The feature words in a feature set are not representative, so it is impossible to calculate the exact weight of the feature words. Therefore another feature selection algorithm is needed for evaluation, and the specific process of evaluation will completed by constructing the evaluation function. After the evaluation, the representative feature word sets and their corresponding weights will obtained. Therefore, the core of the evaluation process is the evaluation function. Here are two commonly used evaluation functions.

4.1.1 Information gain evaluation

First, we will set some names: $\textit{IG}(m_{k})$ represents the information gain from mk which shows the word attribute, all documents collection will represented by $D$ and the specific document will represented by $d$ . And we will use $p(d)$ to represent the probability that document belongs to category $D,P(d,\overline{m_{k}})$ will be used to represent the conditional probability that conditional document belongs to the category without word $m_{k}$ , and the conditional probability of feature words appear in the document $d$ will be represented by $p(d|m_{k})$ . Then we can calculate $\textit{IG}(m_{k})$ by the following formula:

$\displaystyle\textit{IG}(m_{k})=H(D)-H(D|M_{k})$ (4)

4.1.2 Mutual information function MI

We assume that the probability that the word mk belongs to category $d$ is represented by $P(d,m_{k})$ , and $P(d)$ represents the occurrence probability of the word $m_{k}$ , $P(m_{k})$ represents the occurrence probability of the word $m_{k.}$ Then the mutual information function $\textit{MI}(d,m_{k})$ of attribute $m_{k}$ can be calculated by formula:

$\displaystyle\textit{MI}(d,m_{k})=\log\left(\frac{p(d,m_{k})}{p(d)p(m_{k})}\right)$ (5)

In practice, it always takes the average of them:

$\displaystyle\textit{MI}_{\textit{avg}}(m_{k})=\sum_{d\in D}{p(d)\textit{MI}(d% ,m_{k})}$ (6)

4.2 Algorithm improvement application

If $p(w)$ represents the probability of event w, the amount of information in the information theory can be defined by the following formula:

$\displaystyle I(w)=\log\left(\frac{1}{p(w)}\right)$ (7)

It shows that the greater the probability of an event is, the less information can be provided when it occurs, and vice versa. Similarly, the less frequently a word appears, the higher the weight value and higer probability of being selected as a feature word it has.

Based on these theories, if $p(d)$ , the occurrence probability of documents belonging to category $d$ can be determined, the value of $p(dm_{k})$ will not be much different in general. Here, we make an improvement on Eq. (5), as shown in Eq. (8):

$\displaystyle\textit{MI}(d,m_{k})=\log\left(\frac{p(d,m_{k})}{p(d)p(m_{k})}% \right)=\log p(dm_{k})-\log p(d)-\log p(m_{k})$ (8)

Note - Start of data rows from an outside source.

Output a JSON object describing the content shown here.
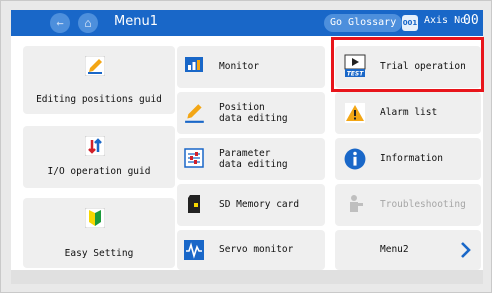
{
  "header": {
    "title": "Menu1",
    "back_icon": "left-arrow-icon",
    "home_icon": "home-icon",
    "glossary_label": "Go Glossary",
    "axis_label": "Axis No.",
    "axis_value": "00",
    "bg": "#1967c8"
  },
  "left_tiles": [
    {
      "label": "Editing positions guid",
      "icon": "pencil-icon"
    },
    {
      "label": "I/O operation guid",
      "icon": "io-arrows-icon"
    },
    {
      "label": "Easy Setting",
      "icon": "beginner-mark-icon"
    }
  ],
  "mid_tiles": [
    {
      "label": "Monitor",
      "icon": "monitor-chart-icon"
    },
    {
      "label": "Position\ndata editing",
      "icon": "pencil-icon"
    },
    {
      "label": "Parameter\ndata editing",
      "icon": "parameter-sliders-icon"
    },
    {
      "label": "SD Memory card",
      "icon": "sd-card-icon"
    },
    {
      "label": "Servo monitor",
      "icon": "waveform-icon"
    }
  ],
  "right_tiles": [
    {
      "label": "Trial operation",
      "icon": "test-play-icon"
    },
    {
      "label": "Alarm list",
      "icon": "warning-icon"
    },
    {
      "label": "Information",
      "icon": "info-icon"
    },
    {
      "label": "Troubleshooting",
      "icon": "troubleshooting-icon"
    },
    {
      "label": "Menu2",
      "icon": "chevron-right-icon"
    }
  ],
  "colors": {
    "accent": "#1967c8",
    "highlight": "#e8151b",
    "disabled_text": "#a6a6a6"
  }
}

This formula shows that the value of log $p(m_{k})$ must be small enough if we want to get the larger value of $\textit{MI}(d,m_{k})$ for the value of $p(d)$ is determined. Therefore, the word which has the less frequency of appearance will have the higher importance. However, because of it, the proportion of these words in the word segmentation set will be lower, and these words will be extracted as feature words to represent the specific content and characteristics of a document.

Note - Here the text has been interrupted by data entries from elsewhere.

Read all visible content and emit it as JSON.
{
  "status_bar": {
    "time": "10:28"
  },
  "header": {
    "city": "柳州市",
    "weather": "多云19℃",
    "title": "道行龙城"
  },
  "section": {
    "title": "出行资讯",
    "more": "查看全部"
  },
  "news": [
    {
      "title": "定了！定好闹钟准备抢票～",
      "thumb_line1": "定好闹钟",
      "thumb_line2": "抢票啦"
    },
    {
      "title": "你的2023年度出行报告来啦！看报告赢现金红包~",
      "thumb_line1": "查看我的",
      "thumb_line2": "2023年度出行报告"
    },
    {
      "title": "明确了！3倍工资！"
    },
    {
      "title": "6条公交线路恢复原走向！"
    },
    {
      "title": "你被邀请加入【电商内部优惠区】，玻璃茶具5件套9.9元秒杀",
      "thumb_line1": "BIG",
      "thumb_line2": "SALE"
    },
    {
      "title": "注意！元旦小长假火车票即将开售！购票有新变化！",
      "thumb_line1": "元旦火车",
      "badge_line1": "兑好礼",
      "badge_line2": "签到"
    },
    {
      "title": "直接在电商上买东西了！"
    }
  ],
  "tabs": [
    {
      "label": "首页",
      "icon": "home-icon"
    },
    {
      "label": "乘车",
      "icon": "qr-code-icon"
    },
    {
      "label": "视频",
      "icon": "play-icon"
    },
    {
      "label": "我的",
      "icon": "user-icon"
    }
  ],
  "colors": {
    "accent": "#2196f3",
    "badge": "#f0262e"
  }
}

After the text classifier classifies the training samples, the obtained classification set is not detailed and accurate. Therefore, in the practical application, the document set representing the category should be further refined to obtain more refined subcategories. For example, the computer category can be subdivided into mainframe, microcomputer and other subcategories. A large category document set may contain many subcategories, and the proportion of each subcategory is not the same. On account of this situation, the sample set itself will restrict the application. It may happens that in a collection of computer-class documents, 70% of the documents may belong to the subcategories of the minicomputer class, 20% of the documents may belong to mainframes’, and only 10% of the documents may belong to giant-scale computers’. Maybe different subcategories will have the same feature words. These feature words can indicate that these subcategories belong to the computer category. However, if the giant-scale computer category has a few feature words and document in the whole document collection of computer category, this part of the word will not get attention and be wrongly abandoned according to the above theory.

In order to avoid the frequent occurrence of this situation, this paper proposes another judgment method, that is, some words are important enough to be extracted as long as they occur frequently in a certain subclass of documents set, even if they appear in a certain class of documents set very rarely.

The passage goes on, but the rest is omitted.